Singapour fait partie à la fois de la très officielle Association des nations du Sud-Est asiatique (ASEAN) et, dans l'esprit de tous, des « dragons » de la mer de Chine, ces États qui, en peu de temps et grâce aux qualités de leurs habitants, ont su devenir riches. Bien évidemment, toute situation est fluctuante et Singapour n'échappe pas à certaines difficultés. L'auteur, avec sa précision habituelle, fait le bilan et évoque l'avenir de cette ville État.
Singapour : la fin d'une époque
Singapour (la ville du lion) évolue. Le départ du Premier ministre Lee Kuan Yew, en novembre 1990, est un symbole de ces changements inévitables dans une Asie du Sud-Est en pleine transformation. La nouvelle équipe au pouvoir, dirigée par le nouveau Premier ministre Goh Chok Tong, se trouve ainsi confrontée à un avenir, non pas difficile, mais qui exigera beaucoup d’idées nouvelles et de capacités d’adaptation. À l’extérieur, Singapour n’est plus le phare, petit mais inondant toute la région de sa richesse. Ses partenaires de l’Ansea (1), comme l’Indonésie, la Malaysia et la Thaïlande, à leur tour sortent du lot. Au nord, la Corée du Sud et Taiwan impressionnent encore plus par leur remarquable mutation économique. À l’intérieur, la population rechigne, comme le démontre l’échec des élections du 31 août 1991. Singapour, pour vaincre le futur, planifie déjà très loin dans le XXIe siècle, cherchant de nouvelles voies, comme la constitution du « triangle de croissance » avec la Malaysia et l’Indonésie, et abandonne l’idée d’être un guide politique afin de se consacrer plus à sa vocation de centre pour les industries et banques du monde entier.

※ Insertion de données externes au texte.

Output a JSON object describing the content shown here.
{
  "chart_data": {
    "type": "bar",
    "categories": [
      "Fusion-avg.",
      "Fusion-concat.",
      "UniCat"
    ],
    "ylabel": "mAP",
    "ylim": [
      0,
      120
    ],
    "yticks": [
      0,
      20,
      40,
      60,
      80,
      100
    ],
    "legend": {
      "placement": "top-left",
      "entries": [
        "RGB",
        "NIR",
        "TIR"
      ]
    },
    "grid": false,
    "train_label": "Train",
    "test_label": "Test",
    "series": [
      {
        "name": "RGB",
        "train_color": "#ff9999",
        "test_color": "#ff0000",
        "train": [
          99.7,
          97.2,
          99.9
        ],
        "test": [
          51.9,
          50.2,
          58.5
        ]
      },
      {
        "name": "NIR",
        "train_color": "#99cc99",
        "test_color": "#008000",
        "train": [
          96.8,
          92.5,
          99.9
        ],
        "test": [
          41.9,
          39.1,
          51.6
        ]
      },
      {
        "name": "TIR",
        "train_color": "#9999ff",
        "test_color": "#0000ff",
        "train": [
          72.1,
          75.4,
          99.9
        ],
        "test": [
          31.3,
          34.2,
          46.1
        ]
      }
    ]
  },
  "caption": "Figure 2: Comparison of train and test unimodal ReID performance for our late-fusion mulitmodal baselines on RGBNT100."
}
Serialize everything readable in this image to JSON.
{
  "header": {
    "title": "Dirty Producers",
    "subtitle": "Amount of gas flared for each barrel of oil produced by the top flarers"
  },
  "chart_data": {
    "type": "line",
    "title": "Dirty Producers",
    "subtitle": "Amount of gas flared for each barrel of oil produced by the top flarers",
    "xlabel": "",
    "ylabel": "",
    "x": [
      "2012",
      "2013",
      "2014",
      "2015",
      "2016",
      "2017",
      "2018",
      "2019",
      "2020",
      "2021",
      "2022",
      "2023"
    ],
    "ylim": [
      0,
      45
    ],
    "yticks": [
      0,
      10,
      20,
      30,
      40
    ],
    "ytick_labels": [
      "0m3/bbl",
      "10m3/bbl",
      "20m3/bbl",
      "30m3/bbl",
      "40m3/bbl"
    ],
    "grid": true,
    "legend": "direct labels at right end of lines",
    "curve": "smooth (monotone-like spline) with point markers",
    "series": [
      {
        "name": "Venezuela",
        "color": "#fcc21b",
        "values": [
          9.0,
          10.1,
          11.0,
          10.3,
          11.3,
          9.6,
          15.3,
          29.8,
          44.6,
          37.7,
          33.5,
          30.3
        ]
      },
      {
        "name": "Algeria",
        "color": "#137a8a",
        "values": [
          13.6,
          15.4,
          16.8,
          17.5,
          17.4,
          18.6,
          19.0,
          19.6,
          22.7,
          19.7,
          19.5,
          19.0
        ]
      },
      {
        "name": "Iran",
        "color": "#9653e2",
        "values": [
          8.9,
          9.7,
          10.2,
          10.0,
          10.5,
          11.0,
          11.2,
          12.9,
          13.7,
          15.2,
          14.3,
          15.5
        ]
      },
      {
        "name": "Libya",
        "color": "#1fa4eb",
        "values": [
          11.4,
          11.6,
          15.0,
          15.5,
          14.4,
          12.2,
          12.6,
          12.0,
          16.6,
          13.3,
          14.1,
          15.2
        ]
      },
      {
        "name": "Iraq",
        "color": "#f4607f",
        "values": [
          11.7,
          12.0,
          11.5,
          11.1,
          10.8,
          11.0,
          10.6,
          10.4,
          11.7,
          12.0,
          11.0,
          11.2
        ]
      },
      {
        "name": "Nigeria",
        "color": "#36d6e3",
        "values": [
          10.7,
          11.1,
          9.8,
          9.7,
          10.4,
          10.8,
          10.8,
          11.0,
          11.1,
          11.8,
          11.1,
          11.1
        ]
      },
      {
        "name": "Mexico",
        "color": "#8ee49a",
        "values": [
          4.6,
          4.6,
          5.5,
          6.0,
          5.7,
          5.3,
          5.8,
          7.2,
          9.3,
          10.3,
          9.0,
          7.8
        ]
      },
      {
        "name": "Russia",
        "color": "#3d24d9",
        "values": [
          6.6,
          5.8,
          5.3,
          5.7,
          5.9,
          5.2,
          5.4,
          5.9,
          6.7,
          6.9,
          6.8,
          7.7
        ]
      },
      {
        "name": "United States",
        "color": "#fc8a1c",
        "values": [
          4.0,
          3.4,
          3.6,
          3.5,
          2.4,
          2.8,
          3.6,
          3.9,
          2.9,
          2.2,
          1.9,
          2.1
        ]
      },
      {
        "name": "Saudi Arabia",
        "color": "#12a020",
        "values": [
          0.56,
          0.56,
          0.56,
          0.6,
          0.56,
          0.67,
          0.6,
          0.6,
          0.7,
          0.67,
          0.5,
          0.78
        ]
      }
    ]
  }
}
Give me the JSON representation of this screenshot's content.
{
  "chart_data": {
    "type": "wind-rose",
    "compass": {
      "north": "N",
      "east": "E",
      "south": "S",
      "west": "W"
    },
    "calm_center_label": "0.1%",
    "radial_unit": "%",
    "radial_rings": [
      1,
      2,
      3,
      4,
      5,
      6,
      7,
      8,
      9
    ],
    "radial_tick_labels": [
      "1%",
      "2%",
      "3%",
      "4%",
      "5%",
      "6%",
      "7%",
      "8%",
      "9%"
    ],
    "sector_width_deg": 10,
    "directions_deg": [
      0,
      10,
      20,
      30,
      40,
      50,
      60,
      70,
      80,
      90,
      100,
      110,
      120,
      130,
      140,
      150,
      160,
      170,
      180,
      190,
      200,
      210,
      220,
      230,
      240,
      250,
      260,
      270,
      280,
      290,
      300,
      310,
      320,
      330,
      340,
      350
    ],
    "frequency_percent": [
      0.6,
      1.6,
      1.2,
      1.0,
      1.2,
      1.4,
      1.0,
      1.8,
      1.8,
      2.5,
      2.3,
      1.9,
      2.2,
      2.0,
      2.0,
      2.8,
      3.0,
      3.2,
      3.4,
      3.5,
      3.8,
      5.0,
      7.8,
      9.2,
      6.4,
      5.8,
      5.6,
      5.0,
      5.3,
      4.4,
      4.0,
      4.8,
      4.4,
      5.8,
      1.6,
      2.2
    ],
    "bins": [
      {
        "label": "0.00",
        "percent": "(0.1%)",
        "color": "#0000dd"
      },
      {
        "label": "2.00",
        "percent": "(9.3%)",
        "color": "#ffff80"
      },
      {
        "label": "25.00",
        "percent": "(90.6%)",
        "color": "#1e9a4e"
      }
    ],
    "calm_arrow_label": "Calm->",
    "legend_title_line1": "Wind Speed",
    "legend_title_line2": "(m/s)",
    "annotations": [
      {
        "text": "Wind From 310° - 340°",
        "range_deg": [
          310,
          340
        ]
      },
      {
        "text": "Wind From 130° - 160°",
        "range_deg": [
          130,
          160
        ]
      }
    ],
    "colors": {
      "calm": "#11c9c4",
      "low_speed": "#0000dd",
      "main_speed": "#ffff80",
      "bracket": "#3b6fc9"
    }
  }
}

L’économie : vers une vitesse de croisière
En 1985, après une étonnante ascension économique qui fait l’envie de tous ses voisins (2), brusquement, c’est la récession avec un taux de croissance (TC) négatif de – 1,8 %. Cependant, paradoxalement, 1985 est aussi l’année du triomphe de Singapour dont le revenu annuel par tête atteint 7 420 dollars, ce qui lui permet, pour la première fois, de dépasser un pays du bloc occidental, la Nouvelle-Zélande, dont le revenu par habitant est de 7 310 dollars. Puis, la crise ne se révèle pas aussi grave qu’elle a paru au premier abord ; la principale raison en est justement les revenus élevés, qui découragent les investisseurs étrangers. Le remède est simple, et comme pour les autres pays de l’Ansea qui traversent la même crise (3), inspiré du thatchérisme : blocage des salaires, réduction des dépenses sociales et diminution des impôts aussi bien sur le revenu que sur le profit des entreprises. Ensuite, il faut encourager le retour des investissements étrangers, mais dans les secteurs de pointe, comme l’électronique ou l’industrie pétrolière, où le besoin de techniciens à salaires élevés est important, tout en décourageant l’implantation d’usines fabriquant des produits manufacturés qui emploient un grand nombre de salariés mais avec de bas salaires.
Dès 1986, les résultats de cette nouvelle stratégie se font sentir. Le TC remonte à 1,9 % alors que les Singapouriens bénéficient d’une inflation négative de – 1,4 %. En 1987, c’est une complète reprise avec un TC de 8,8 % (inflation de 0,5 %), et en 1988, le triomphe avec un TC de 11 % contre une inflation de 1,5 %. Mais il est impossible de se maintenir sur de si hauts sommets, ce triomphe étant dû principalement aux investissements étrangers (4). Singapour doit avoir sa propre politique économique, être un promoteur et non plus seulement un réceptacle de l’argent des autres. Si en 1989 le TC est de 9,2 %, l’inflation commence à peser avec 2,2 %, pour passer à 2,5 % en 1990 contre un TC déjà en diminution mais encore de 8,3 %. En 1991, il est prévu un TC de 7 % contre 3,7 % d’inflation et un revenu par tête de 11 810 dollars.